The 20-foot machine helps farmers both eliminate herbicide-resistant weeds and stop using herbicides, which can be harmful to humans.

The robots also take care of repetitive and dangerous work, according to Mikesell, allowing farmers to move their employees to other tasks.

“There are a lot of jobs,” he said, noting the farming labor shortage. “We’re just getting rid of the worst ones to be doing.”

Mikesell is a longtime technologist and entrepreneur who previously co-founded data storage company Isilon Systems (which sold for $2.25 billion in 2010) and led an infrastructure engineering group at Uber for four years.

“The real promise of AI is not going to be just large language models and ChatGPT,” he said. “It’s going to be, what does it actually do for your life?”

Paul Mikesell co-founded Isilion Systems and led an engineering team at Uber before launching Carbon Robotics in 2018. (Carbon Robotics Photo)

Carbon Robotics stands out in an agriculture-tech industry that has seen venture capital funding decline by 60% since 2021, according to a report from McKinsey. Agtech startups have struggled to scale as they face adoption challenges with farmers, McKinsey said in a separate report.

“While many companies are exploring speculative tech solutions in this space, Carbon Robotics has proven it can not only execute but also scale innovations that directly address farmers’ needs,” said Mood Rowghani, general partner at BOND who is joining the company’s board.

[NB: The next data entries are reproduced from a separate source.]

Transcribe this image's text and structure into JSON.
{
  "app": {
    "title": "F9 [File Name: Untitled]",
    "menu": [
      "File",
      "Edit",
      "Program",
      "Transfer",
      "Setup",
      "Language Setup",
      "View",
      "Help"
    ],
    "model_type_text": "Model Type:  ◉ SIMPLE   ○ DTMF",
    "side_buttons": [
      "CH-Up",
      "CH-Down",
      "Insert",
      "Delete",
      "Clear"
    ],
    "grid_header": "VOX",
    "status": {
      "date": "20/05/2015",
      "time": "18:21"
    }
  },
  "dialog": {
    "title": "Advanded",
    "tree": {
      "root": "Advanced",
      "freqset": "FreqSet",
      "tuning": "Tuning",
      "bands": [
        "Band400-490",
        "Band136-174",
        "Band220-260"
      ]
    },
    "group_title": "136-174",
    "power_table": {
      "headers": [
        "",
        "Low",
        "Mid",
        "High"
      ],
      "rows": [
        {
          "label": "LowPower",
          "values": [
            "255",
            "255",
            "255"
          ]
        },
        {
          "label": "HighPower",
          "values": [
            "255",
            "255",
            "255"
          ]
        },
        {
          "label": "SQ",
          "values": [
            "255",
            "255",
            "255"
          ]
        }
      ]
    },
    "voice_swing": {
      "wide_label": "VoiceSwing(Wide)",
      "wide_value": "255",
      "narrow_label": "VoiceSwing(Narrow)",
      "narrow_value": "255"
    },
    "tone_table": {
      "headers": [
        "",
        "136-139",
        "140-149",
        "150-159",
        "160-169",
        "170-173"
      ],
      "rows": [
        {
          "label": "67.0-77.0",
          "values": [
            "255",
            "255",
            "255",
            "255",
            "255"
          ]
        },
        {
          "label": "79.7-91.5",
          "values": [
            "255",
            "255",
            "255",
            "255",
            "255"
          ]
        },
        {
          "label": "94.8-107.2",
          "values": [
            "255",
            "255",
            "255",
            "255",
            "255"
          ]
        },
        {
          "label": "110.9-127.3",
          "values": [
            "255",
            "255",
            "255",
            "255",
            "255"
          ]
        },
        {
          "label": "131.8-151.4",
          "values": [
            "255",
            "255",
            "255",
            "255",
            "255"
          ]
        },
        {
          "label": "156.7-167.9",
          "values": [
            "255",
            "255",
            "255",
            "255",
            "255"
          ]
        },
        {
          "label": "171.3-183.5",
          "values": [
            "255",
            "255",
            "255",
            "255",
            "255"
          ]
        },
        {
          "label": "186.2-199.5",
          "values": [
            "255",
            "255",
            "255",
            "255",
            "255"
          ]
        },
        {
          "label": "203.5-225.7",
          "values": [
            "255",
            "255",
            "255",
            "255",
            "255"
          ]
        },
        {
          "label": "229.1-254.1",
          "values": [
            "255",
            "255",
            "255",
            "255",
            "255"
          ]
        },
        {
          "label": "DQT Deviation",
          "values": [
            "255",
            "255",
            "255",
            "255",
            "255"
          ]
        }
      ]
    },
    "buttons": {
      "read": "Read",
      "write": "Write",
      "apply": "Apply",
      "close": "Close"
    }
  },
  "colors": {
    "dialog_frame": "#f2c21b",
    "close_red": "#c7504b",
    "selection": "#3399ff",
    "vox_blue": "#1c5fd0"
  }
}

Mikesell said part of the startup’s secret sauce is its focus on customer service and working closely with farmers. He said his team lived and worked from trailers on farms months at a time.

“You can’t just design and test these machines from the comfort of your office. You have to be out there in the fields,” he said. “You’ve got to put in that time to really figure out what works and what doesn’t work.”

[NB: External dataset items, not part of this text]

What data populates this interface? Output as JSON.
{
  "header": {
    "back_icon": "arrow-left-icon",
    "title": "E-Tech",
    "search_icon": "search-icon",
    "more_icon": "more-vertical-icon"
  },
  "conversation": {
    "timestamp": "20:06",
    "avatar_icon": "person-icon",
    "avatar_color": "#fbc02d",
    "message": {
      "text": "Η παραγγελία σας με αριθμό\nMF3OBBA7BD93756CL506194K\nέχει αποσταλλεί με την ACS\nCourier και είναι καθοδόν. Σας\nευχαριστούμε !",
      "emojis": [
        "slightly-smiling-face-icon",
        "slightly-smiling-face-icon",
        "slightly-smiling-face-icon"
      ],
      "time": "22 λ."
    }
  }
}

Mikesell said other agtech companies have received bad advice from their investors to use a “robots-as-a-service” model, in which they lease out equipment and generate cash via recurring revenue, similar to traditional software-as-a-service. That “just does not work in agtech,” he said.

“I think that’s where a lot of the problems come from, honestly — people trying to map old school business models onto AI robotics and realizing it doesn’t work until it’s too late,” Mikesell added.

Investors laud the leadership and vision of Mikesell, who also founded database startup Clustrix in 2006 (acquired by MariaDB) and was a manager at Seattle-based RealNetworks from 1998 to 2001. He earned a computer science degree from the University of Washington.

Erik Benson, managing director at Seattle-based Voyager Capital, called Mikesell a “once-in-a-generation talent who represents the good side of Tesla’s Elon Musk.”

Mikesell spends “hundreds of days a year in the field with farmers compared to his competitors who sit in their ivory towers in Silicon Valley not wanting to get their hands dirty,” Benson said via email.

Benson said the company is the fastest growing startup he’s seen in 26 years as a venture capitalist.

Mikesell hinted that the company has plans to develop new robots for farms and beyond agriculture.

“I want to see more AI robotics get out there into the world,” he said. “I think it’s coming, and I’m proud and happy to be at the forefront of that.”

Carbon Robotics did not disclose the price of the “LaserWeeder” but Mikesell said some farmers recoup the cost within a year based on savings from using the machine. He said agriculture banks are becoming familiar with Carbon Robotics and more willing to provide loans.

The company also offers a software platform that gives details on weeds and crops in the field. Farmers pay an annual fee for service and customer support, along with regular software updates.

Customers include farmers across the U.S., as well as in Europe and Australia. The fresh cash will help Carbon Robotics expand into Asia.

Carbon is also opening a new 24,000 square-foot manufacturing plant in Richland, Wash., across the state from its corporate headquarters.

Other investors in the latest round include Anthos Capital; FUSE, Ignition; Revolution; Sozo Ventures; and Voyager.

“AI and robots and lasers and working with farmers,” said Mikesell. “This is the best job in the world.”